Reputation: 686
I am trying to parse some XML content, in this case with some products:
<PRODUCTS>
<PRODUCT>
<NAME><![CDATA[Some name]]></NAME>
<CATEGORIES>
<CATEGORY>
<NAME><![CDATA[Category 1]]></NAME>
</CATEGORY>
<CATEGORY>
<NAME><![CDATA[Category 2]]></NAME>
</CATEGORY>
</CATEGORIES>
</PRODUCT>
<PRODUCT>
<NAME><![CDATA[Some other name]]></NAME>
<CATEGORIES>
<CATEGORY>
<NAME><![CDATA[Category 1]]></NAME>
</CATEGORY>
<CATEGORY>
<NAME><![CDATA[Category 2]]></NAME>
</CATEGORY>
</CATEGORIES>
</PRODUCT>
</PRODUCTS>
If I put the above into a doc
variable and call for the NAME
in each product:
doc.css("PRODUCT").each do |product|
puts product.css("NAME").size # => 3
end
I also get the nested NAME
elements of each product.
How do I get only the NAME
that is not nested? I know that product.at_css("NAME")

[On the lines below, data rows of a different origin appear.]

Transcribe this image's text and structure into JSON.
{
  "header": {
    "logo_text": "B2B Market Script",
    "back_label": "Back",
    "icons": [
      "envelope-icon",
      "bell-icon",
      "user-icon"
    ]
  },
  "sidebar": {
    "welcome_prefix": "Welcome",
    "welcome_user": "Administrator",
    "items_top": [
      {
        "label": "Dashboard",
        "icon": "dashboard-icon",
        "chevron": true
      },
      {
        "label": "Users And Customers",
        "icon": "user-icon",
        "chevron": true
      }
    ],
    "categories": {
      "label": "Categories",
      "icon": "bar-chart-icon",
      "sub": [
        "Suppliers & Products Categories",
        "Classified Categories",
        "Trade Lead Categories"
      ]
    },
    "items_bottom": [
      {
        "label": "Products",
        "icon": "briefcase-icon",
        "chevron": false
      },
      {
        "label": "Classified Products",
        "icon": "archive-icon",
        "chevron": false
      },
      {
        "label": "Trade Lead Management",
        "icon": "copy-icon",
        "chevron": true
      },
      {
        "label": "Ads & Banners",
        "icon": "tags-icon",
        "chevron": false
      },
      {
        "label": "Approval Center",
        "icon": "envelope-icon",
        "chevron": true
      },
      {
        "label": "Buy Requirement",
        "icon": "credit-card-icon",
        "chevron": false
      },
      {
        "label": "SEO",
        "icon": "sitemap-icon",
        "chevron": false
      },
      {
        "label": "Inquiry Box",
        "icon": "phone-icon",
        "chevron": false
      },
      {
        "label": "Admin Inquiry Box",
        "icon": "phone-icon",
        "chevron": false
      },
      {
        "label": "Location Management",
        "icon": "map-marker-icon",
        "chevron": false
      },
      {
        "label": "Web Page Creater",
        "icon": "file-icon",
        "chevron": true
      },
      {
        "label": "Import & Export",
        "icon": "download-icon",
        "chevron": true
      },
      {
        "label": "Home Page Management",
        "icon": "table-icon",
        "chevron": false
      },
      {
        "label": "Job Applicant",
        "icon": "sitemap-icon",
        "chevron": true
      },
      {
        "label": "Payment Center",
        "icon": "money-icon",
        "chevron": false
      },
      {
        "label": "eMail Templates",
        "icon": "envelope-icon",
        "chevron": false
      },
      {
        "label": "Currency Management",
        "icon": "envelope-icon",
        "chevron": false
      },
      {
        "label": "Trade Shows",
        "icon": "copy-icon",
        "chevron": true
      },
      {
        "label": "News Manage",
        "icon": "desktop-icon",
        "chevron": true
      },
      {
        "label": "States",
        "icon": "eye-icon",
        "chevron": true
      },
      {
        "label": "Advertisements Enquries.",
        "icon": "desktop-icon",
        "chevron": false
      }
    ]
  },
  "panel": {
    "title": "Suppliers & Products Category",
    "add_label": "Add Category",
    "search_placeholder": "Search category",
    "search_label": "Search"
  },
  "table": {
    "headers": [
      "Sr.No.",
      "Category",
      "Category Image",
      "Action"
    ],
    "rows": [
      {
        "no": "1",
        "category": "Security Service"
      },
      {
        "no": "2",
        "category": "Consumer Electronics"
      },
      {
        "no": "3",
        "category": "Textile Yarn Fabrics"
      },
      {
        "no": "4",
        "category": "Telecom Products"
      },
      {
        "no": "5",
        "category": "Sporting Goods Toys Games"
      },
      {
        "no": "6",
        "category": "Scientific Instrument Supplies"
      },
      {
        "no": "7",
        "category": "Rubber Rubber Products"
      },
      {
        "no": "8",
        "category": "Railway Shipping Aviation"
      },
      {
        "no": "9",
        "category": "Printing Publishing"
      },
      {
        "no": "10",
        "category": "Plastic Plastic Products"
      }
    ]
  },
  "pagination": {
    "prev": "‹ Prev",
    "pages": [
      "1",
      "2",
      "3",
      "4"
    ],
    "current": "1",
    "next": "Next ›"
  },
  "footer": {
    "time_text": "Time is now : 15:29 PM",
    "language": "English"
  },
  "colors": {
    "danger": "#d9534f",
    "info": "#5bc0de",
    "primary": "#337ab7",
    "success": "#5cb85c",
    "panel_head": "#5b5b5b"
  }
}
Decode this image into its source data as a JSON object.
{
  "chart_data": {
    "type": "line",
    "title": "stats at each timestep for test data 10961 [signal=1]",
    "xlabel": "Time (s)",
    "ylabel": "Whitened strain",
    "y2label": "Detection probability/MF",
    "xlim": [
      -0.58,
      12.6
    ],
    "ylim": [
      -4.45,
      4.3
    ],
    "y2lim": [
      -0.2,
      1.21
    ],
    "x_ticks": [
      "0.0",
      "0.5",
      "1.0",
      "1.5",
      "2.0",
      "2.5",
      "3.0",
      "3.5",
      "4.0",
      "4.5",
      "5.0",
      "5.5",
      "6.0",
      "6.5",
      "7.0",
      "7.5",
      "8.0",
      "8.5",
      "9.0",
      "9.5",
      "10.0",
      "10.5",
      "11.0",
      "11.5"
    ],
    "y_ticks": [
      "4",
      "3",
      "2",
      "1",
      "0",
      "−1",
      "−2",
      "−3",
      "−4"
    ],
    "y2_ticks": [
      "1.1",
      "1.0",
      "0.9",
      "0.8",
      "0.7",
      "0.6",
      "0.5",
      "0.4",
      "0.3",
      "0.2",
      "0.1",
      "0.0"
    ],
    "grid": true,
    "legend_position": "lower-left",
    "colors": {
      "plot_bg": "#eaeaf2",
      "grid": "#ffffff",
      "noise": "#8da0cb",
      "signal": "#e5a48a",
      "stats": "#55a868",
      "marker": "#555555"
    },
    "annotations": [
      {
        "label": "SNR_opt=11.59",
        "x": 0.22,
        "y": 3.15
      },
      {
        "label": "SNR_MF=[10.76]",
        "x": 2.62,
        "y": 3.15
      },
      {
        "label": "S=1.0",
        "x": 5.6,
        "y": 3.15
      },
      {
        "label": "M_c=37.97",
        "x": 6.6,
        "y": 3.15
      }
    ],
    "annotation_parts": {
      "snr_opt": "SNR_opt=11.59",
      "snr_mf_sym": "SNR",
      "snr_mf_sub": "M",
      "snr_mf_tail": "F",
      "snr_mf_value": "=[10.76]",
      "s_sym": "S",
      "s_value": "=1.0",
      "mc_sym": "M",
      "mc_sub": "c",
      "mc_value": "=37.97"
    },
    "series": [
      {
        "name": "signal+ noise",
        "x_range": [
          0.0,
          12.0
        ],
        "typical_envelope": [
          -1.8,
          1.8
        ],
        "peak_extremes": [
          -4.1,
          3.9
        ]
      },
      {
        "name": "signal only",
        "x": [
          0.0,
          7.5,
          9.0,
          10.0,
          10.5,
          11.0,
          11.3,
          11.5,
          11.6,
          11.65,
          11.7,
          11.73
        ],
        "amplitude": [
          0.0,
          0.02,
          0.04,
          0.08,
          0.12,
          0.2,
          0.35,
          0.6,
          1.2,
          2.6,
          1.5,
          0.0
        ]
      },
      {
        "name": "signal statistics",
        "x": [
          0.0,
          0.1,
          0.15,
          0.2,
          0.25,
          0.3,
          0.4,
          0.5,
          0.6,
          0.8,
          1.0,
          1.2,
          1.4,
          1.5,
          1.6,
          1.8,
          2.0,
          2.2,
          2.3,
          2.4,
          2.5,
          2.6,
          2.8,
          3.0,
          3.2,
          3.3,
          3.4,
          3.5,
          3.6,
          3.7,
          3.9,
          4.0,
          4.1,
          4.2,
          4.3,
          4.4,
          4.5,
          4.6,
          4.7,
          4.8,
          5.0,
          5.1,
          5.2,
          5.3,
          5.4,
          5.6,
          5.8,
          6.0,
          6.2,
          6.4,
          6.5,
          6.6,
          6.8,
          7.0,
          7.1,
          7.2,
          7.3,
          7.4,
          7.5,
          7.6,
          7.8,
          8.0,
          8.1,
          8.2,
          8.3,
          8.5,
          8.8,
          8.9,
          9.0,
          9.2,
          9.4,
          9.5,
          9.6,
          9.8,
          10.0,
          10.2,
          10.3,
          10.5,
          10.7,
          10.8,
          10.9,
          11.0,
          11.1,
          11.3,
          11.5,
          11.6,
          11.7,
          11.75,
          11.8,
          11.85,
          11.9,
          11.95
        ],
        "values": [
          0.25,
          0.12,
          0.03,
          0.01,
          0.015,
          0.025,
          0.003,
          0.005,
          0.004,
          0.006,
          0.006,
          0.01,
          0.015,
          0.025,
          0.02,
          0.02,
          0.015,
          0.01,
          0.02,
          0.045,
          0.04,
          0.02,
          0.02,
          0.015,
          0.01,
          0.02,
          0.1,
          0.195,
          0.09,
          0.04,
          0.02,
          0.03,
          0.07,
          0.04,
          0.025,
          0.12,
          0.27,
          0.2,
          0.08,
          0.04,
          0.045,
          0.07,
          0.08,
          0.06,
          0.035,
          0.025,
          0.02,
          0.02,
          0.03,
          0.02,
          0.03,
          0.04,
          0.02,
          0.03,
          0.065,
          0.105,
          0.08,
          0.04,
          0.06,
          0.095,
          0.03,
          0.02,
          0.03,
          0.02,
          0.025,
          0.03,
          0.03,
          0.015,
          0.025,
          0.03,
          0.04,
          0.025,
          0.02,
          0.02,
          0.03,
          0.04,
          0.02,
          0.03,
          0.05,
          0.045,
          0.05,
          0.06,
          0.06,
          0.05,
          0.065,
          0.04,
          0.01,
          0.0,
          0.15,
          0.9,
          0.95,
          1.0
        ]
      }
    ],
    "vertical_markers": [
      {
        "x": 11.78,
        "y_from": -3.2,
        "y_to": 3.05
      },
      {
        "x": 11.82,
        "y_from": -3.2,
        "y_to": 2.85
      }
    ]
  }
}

returns only the first element, but my question is not how to get the first element, but rather how to get elements that are not nested.
Upvotes: 2
Views: 77
Reputation: 66867
You can use >
to select only NAME
elements that are direct children of PRODUCT
:
doc.css("PRODUCT").each do |product|
puts product.css("> NAME")
end
This will output the following:
<NAME><![CDATA[Some name]]></NAME>
<NAME><![CDATA[Some other name]]></NAME>
Upvotes: 2
Reputation: 1407
Using XPath:
doc.xpath("PRODUCTS/PRODUCT").each do |product|
puts product.xpath("NAME").first
end
.xpath("NAME")
in this case returns only immediate descendants. Same effect can be achieved with css child selector.
doc.css("PRODUCT").each do |product|
puts product.css("> NAME").first
end
Upvotes: 0
Reputation: 111
You can use the following
doc.css("PRODUCT").each do |product|
puts product.css("NAME").first
end
Upvotes: 0